Suyun dağa ulaşıp sıçrayışına kadar. Altta kalmış Niki, Jay ve Sunghoon kendilerine çarpan sudan dolayı dengelerini kaybedip düştüler.
Jungwon ve Jake bağırıp yardım etmeye çalıştılar. Sunghoon ve Jay üste çıkınca Niki'yi beklediler.
Niki ise karnına çarpan nesneler nedeniyle su üstüne çıkamıyordu.
Gerçi, yön değiştiren suyun hız kazanmasıyla Sunghoon ve Jungwon da içeriye çekildi.
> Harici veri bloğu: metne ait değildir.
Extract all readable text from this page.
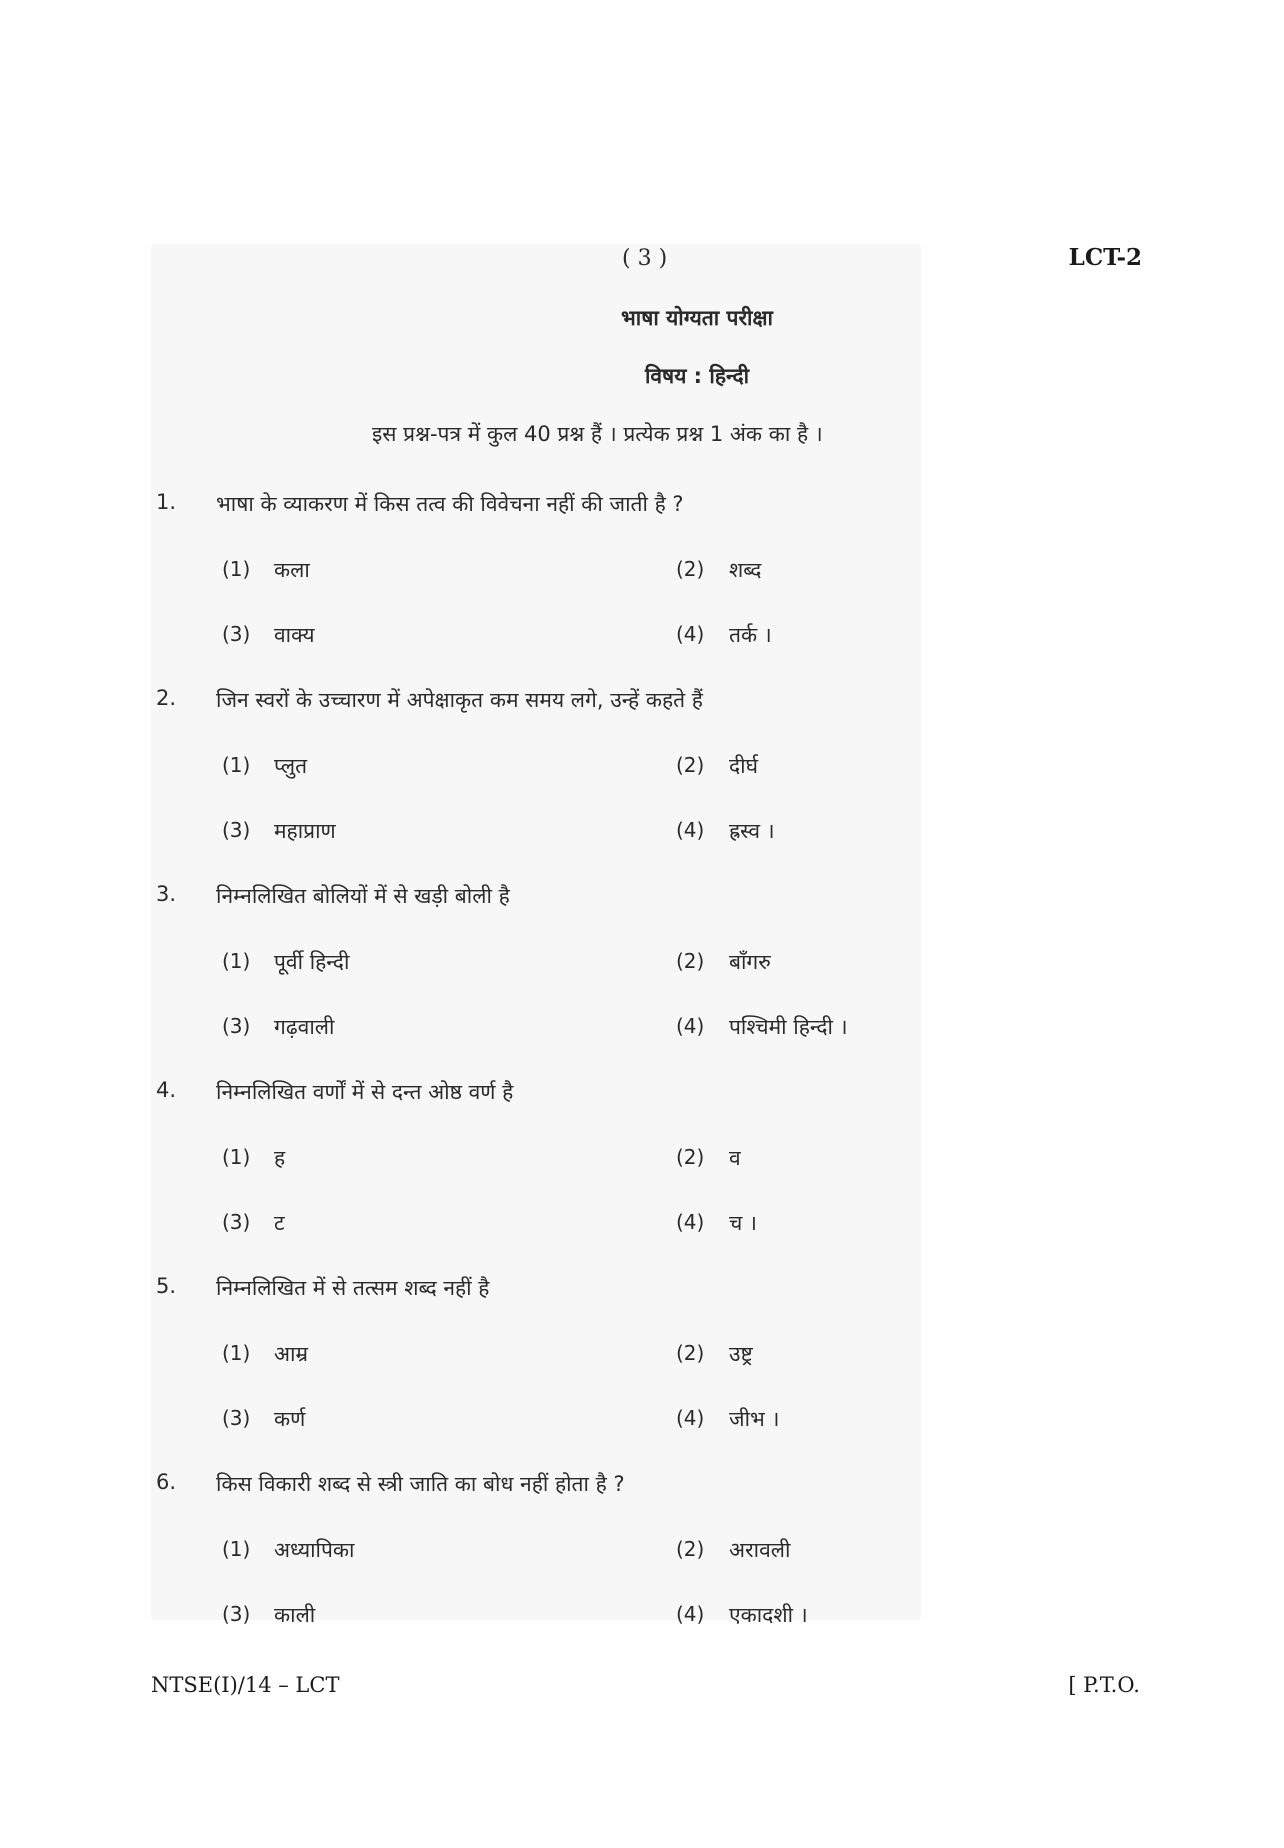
( 3 )	LCT-2
भाषा योग्यता परीक्षा
विषय : हिन्दी
इस प्रश्न-पत्र में कुल 40 प्रश्न हैं । प्रत्येक प्रश्न 1 अंक का है ।
1. भाषा के व्याकरण में किस तत्व की विवेचना नहीं की जाती है ?
(1) कला	(2) शब्द
(3) वाक्य	(4) तर्क ।
2. जिन स्वरों के उच्चारण में अपेक्षाकृत कम समय लगे, उन्हें कहते हैं
(1) प्लुत	(2) दीर्घ
(3) महाप्राण	(4) ह्रस्व ।
3. निम्नलिखित बोलियों में से खड़ी बोली है
(1) पूर्वी हिन्दी	(2) बाँगरु
(3) गढ़वाली	(4) पश्चिमी हिन्दी ।
4. निम्नलिखित वर्णों में से दन्त ओष्ठ वर्ण है
(1) ह	(2) व
(3) ट	(4) च ।
5. निम्नलिखित में से तत्सम शब्द नहीं है
(1) आम्र	(2) उष्ट्र
(3) कर्ण	(4) जीभ ।
6. किस विकारी शब्द से स्त्री जाति का बोध नहीं होता है ?
(1) अध्यापिका	(2) अरावली
(3) काली	(4) एकादशी ।
NTSE(I)/14 – LCT	[ P.T.O.
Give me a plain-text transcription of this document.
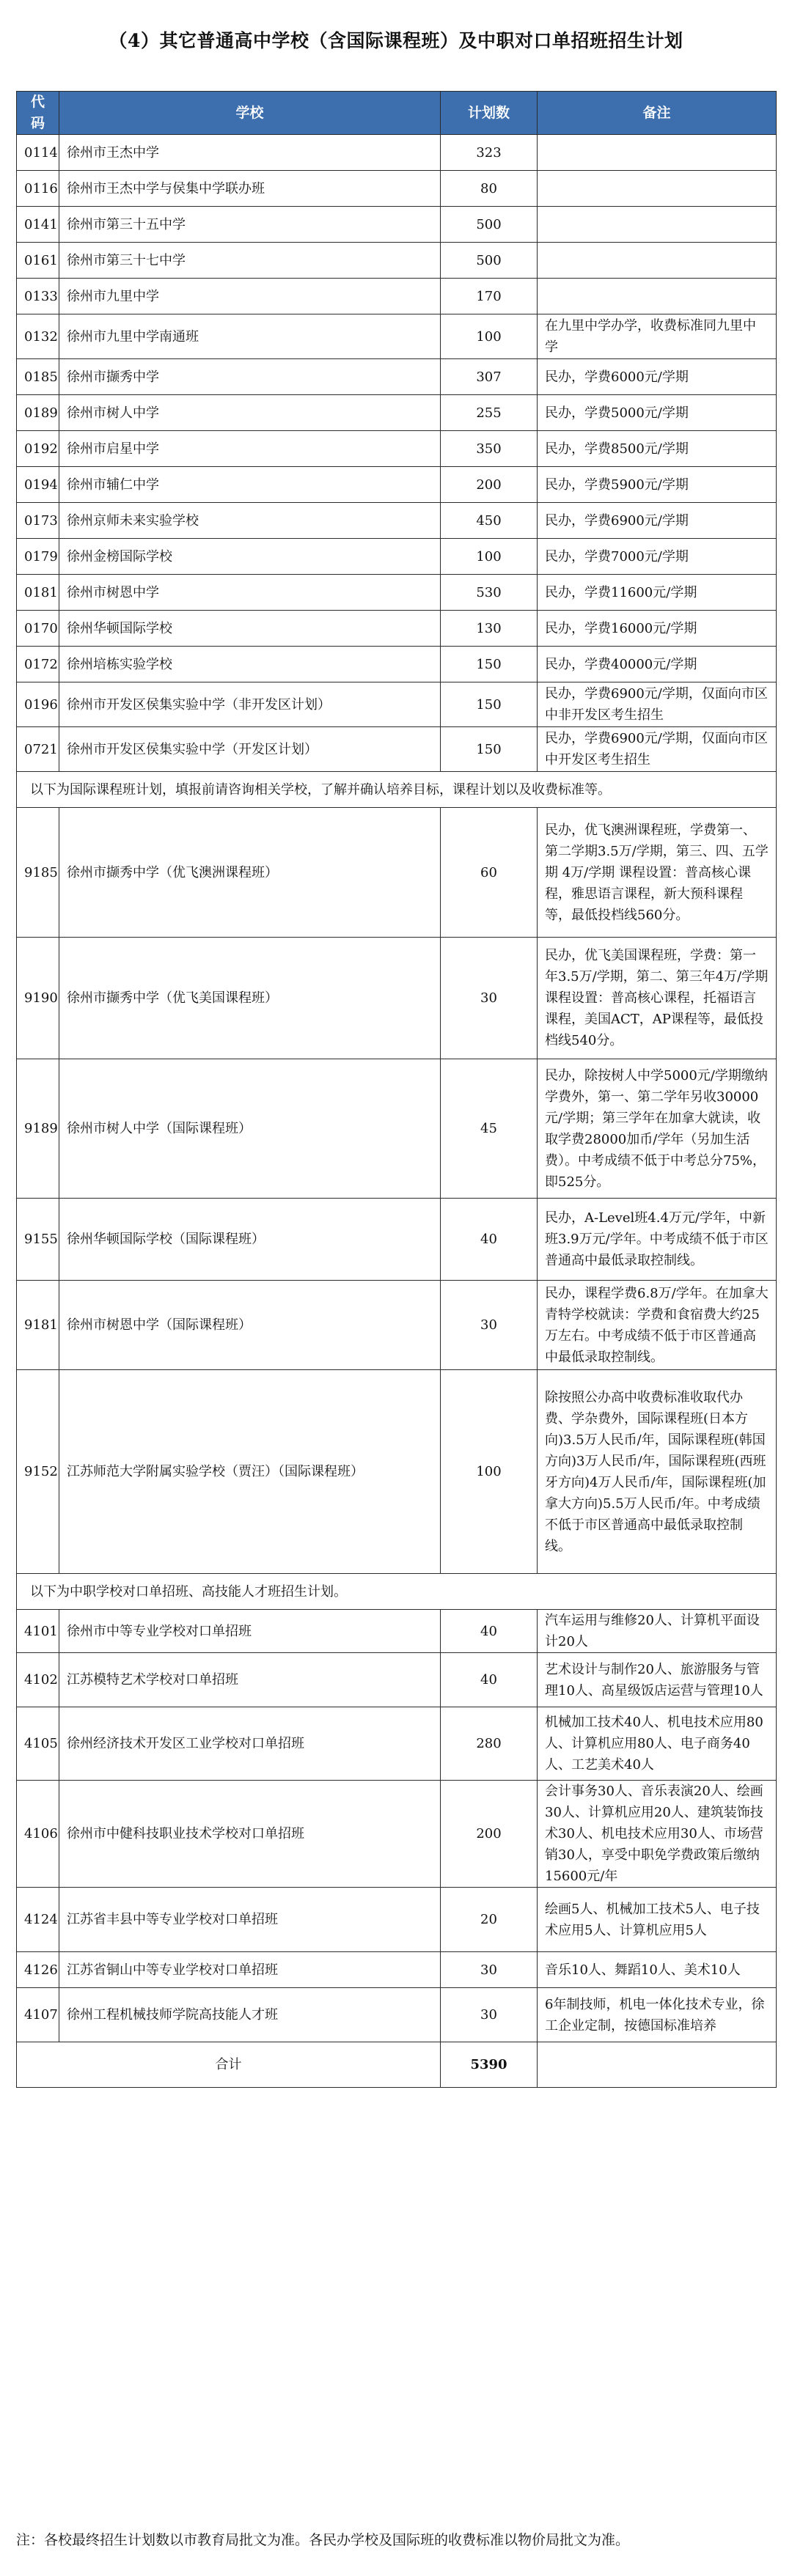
（4）其它普通高中学校（含国际课程班）及中职对口单招班招生计划
代码	学校	计划数	备注
0114	徐州市王杰中学	323	
0116	徐州市王杰中学与侯集中学联办班	80	
0141	徐州市第三十五中学	500	
0161	徐州市第三十七中学	500	
0133	徐州市九里中学	170	
0132	徐州市九里中学南通班	100	在九里中学办学，收费标准同九里中学
0185	徐州市撷秀中学	307	民办，学费6000元/学期
0189	徐州市树人中学	255	民办，学费5000元/学期
0192	徐州市启星中学	350	民办，学费8500元/学期
0194	徐州市辅仁中学	200	民办，学费5900元/学期
0173	徐州京师未来实验学校	450	民办，学费6900元/学期
0179	徐州金榜国际学校	100	民办，学费7000元/学期
0181	徐州市树恩中学	530	民办，学费11600元/学期
0170	徐州华顿国际学校	130	民办，学费16000元/学期
0172	徐州培栋实验学校	150	民办，学费40000元/学期
0196	徐州市开发区侯集实验中学（非开发区计划）	150	民办，学费6900元/学期，仅面向市区中非开发区考生招生
0721	徐州市开发区侯集实验中学（开发区计划）	150	民办，学费6900元/学期，仅面向市区中开发区考生招生
以下为国际课程班计划，填报前请咨询相关学校，了解并确认培养目标，课程计划以及收费标准等。			
9185	徐州市撷秀中学（优飞澳洲课程班）	60	民办，优飞澳洲课程班，学费第一、第二学期3.5万/学期，第三、四、五学期 4万/学期 课程设置：普高核心课程，雅思语言课程，新大预科课程等，最低投档线560分。
9190	徐州市撷秀中学（优飞美国课程班）	30	民办，优飞美国课程班，学费：第一年3.5万/学期，第二、第三年4万/学期 课程设置：普高核心课程，托福语言课程，美国ACT，AP课程等，最低投档线540分。
9189	徐州市树人中学（国际课程班）	45	民办，除按树人中学5000元/学期缴纳学费外，第一、第二学年另收30000元/学期；第三学年在加拿大就读，收取学费28000加币/学年（另加生活费）。中考成绩不低于中考总分75%，即525分。
9155	徐州华顿国际学校（国际课程班）	40	民办，A-Level班4.4万元/学年，中新班3.9万元/学年。中考成绩不低于市区普通高中最低录取控制线。
9181	徐州市树恩中学（国际课程班）	30	民办，课程学费6.8万/学年。在加拿大青特学校就读：学费和食宿费大约25万左右。中考成绩不低于市区普通高中最低录取控制线。
9152	江苏师范大学附属实验学校（贾汪）（国际课程班）	100	除按照公办高中收费标准收取代办费、学杂费外，国际课程班(日本方向)3.5万人民币/年，国际课程班(韩国方向)3万人民币/年，国际课程班(西班牙方向)4万人民币/年，国际课程班(加拿大方向)5.5万人民币/年。中考成绩不低于市区普通高中最低录取控制线。
以下为中职学校对口单招班、高技能人才班招生计划。			
4101	徐州市中等专业学校对口单招班	40	汽车运用与维修20人、计算机平面设计20人
4102	江苏模特艺术学校对口单招班	40	艺术设计与制作20人、旅游服务与管理10人、高星级饭店运营与管理10人
4105	徐州经济技术开发区工业学校对口单招班	280	机械加工技术40人、机电技术应用80人、计算机应用80人、电子商务40人、工艺美术40人
4106	徐州市中健科技职业技术学校对口单招班	200	会计事务30人、音乐表演20人、绘画30人、计算机应用20人、建筑装饰技术30人、机电技术应用30人、市场营销30人，享受中职免学费政策后缴纳15600元/年
4124	江苏省丰县中等专业学校对口单招班	20	绘画5人、机械加工技术5人、电子技术应用5人、计算机应用5人
4126	江苏省铜山中等专业学校对口单招班	30	音乐10人、舞蹈10人、美术10人
4107	徐州工程机械技师学院高技能人才班	30	6年制技师，机电一体化技术专业，徐工企业定制，按德国标准培养
合计		5390	
注：各校最终招生计划数以市教育局批文为准。各民办学校及国际班的收费标准以物价局批文为准。
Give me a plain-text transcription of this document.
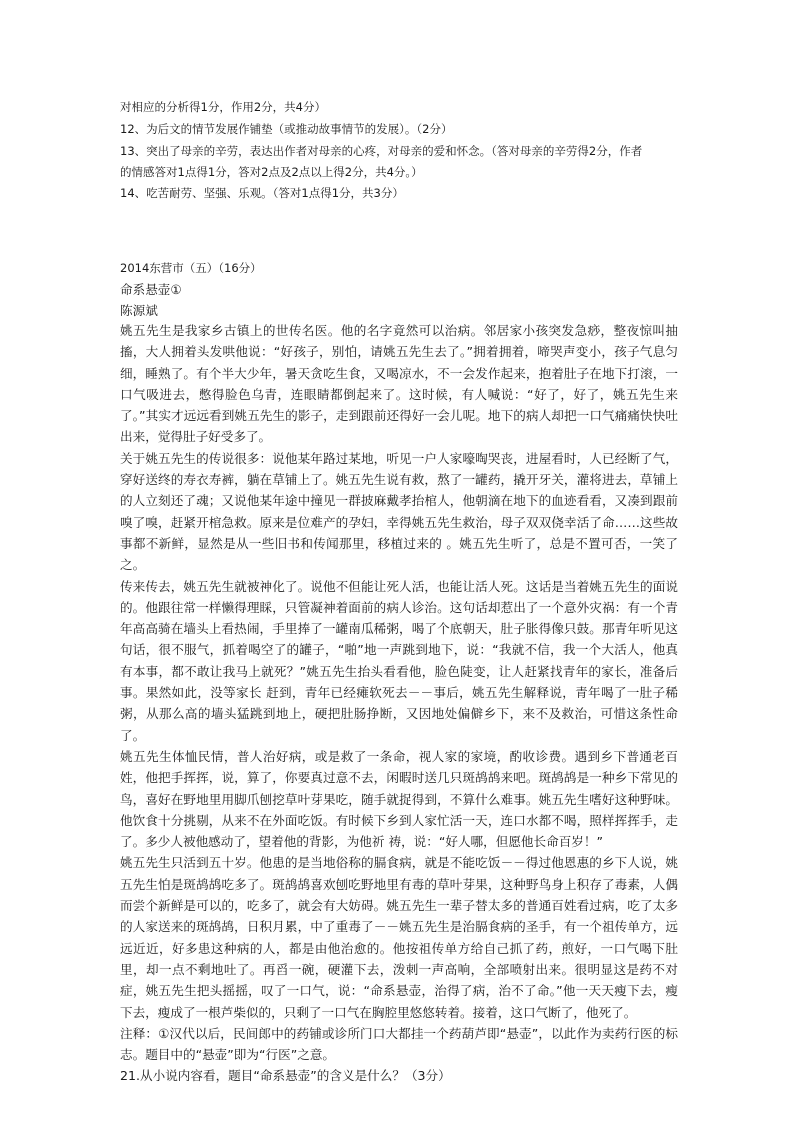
对相应的分析得1分，作用2分，共4分）
12、为后文的情节发展作铺垫（或推动故事情节的发展）。（2分）
13、突出了母亲的辛劳，表达出作者对母亲的心疼，对母亲的爱和怀念。（答对母亲的辛劳得2分，作者
的情感答对1点得1分，答对2点及2点以上得2分，共4分。）
14、吃苦耐劳、坚强、乐观。（答对1点得1分，共3分）
2014东营市（五）（16分）
命系悬壶①
陈源斌

姚五先生是我家乡古镇上的世传名医。他的名字竟然可以治病。邻居家小孩突发急痧，整夜惊叫抽搐，大人拥着头发哄他说：“好孩子，别怕，请姚五先生去了。”拥着拥着，啼哭声变小，孩子气息匀细，睡熟了。有个半大少年，暑天贪吃生食，又喝凉水，不一会发作起来，抱着肚子在地下打滚，一口气吸进去，憋得脸色乌青，连眼睛都倒起来了。这时候，有人喊说：“好了，好了，姚五先生来了。”其实才远远看到姚五先生的影子，走到跟前还得好一会儿呢。地下的病人却把一口气痛痛快快吐出来，觉得肚子好受多了。

关于姚五先生的传说很多：说他某年路过某地，听见一户人家嚎啕哭丧，进屋看时，人已经断了气，穿好送终的寿衣寿裤，躺在草铺上了。姚五先生说有救，熬了一罐药，撬开牙关，灌将进去，草铺上的人立刻还了魂；又说他某年途中撞见一群披麻戴孝抬棺人，他朝滴在地下的血迹看看，又凑到跟前嗅了嗅，赶紧开棺急救。原来是位难产的孕妇，幸得姚五先生救治，母子双双侥幸活了命……这些故事都不新鲜，显然是从一些旧书和传闻那里，移植过来的 。姚五先生听了，总是不置可否，一笑了之。

传来传去，姚五先生就被神化了。说他不但能让死人活，也能让活人死。这话是当着姚五先生的面说的。他跟往常一样懒得理睬，只管凝神着面前的病人诊治。这句话却惹出了一个意外灾祸：有一个青年高高骑在墙头上看热闹，手里捧了一罐南瓜稀粥，喝了个底朝天，肚子胀得像只鼓。那青年听见这句话，很不服气，抓着喝空了的罐子，“啪”地一声跳到地下，说：“我就不信，我一个大活人，他真有本事，都不敢让我马上就死？”姚五先生抬头看看他，脸色陡变，让人赶紧找青年的家长，准备后事。果然如此，没等家长 赶到，青年已经瘫软死去－－事后，姚五先生解释说，青年喝了一肚子稀粥，从那么高的墙头猛跳到地上，硬把肚肠挣断，又因地处偏僻乡下，来不及救治，可惜这条性命了。

姚五先生体恤民情，普人治好病，或是救了一条命，视人家的家境，酌收诊费。遇到乡下普通老百姓，他把手挥挥，说，算了，你要真过意不去，闲暇时送几只斑鸪鸪来吧。斑鸪鸪是一种乡下常见的鸟，喜好在野地里用脚爪刨挖草叶芽果吃，随手就捉得到，不算什么难事。姚五先生嗜好这种野味。他饮食十分挑剔，从来不在外面吃饭。有时候下乡到人家忙活一天，连口水都不喝，照样挥挥手，走了。多少人被他感动了，望着他的背影，为他祈 祷，说：“好人哪，但愿他长命百岁！”

姚五先生只活到五十岁。他患的是当地俗称的膈食病，就是不能吃饭－－得过他恩惠的乡下人说，姚五先生怕是斑鸪鸪吃多了。斑鸪鸪喜欢刨吃野地里有毒的草叶芽果，这种野鸟身上积存了毒素，人偶而尝个新鲜是可以的，吃多了，就会有大妨碍。姚五先生一辈子替太多的普通百姓看过病，吃了太多的人家送来的斑鸪鸪，日积月累，中了重毒了－－姚五先生是治膈食病的圣手，有一个祖传单方，远远近近，好多患这种病的人，都是由他治愈的。他按祖传单方给自己抓了药，煎好，一口气喝下肚里，却一点不剩地吐了。再舀一碗，硬灌下去，泼刺一声高响，全部喷射出来。很明显这是药不对症，姚五先生把头摇摇，叹了一口气，说：“命系悬壶，治得了病，治不了命。”他一天天瘦下去，瘦下去，瘦成了一根芦柴似的，只剩了一口气在胸腔里悠悠转着。接着，这口气断了，他死了。

注释：①汉代以后，民间郎中的药铺或诊所门口大都挂一个药葫芦即“悬壶”，以此作为卖药行医的标志。题目中的“悬壶”即为“行医”之意。

21.从小说内容看，题目“命系悬壶”的含义是什么？（3分）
Bu sefer Jay ile birlikte.
Jake ne kadar uğraşsa da, dördünü de çıkaramadı sudan. Yağmur azaldığında, su yavaşladığında da Jake olduğu yerde ağlamakla meşguldü. Arkadaşlarından kimseyi göremiyordu. Kimseye sesini duyuramıyordu.
1 saat kadar sonra, yağmur tamamen durmuş, sular çekilmişti. Köylüler yardımlaşarak suya yol açmış, akıp gitmesine, dağılmış köyün ortaya çıkmasını sağlamıştı.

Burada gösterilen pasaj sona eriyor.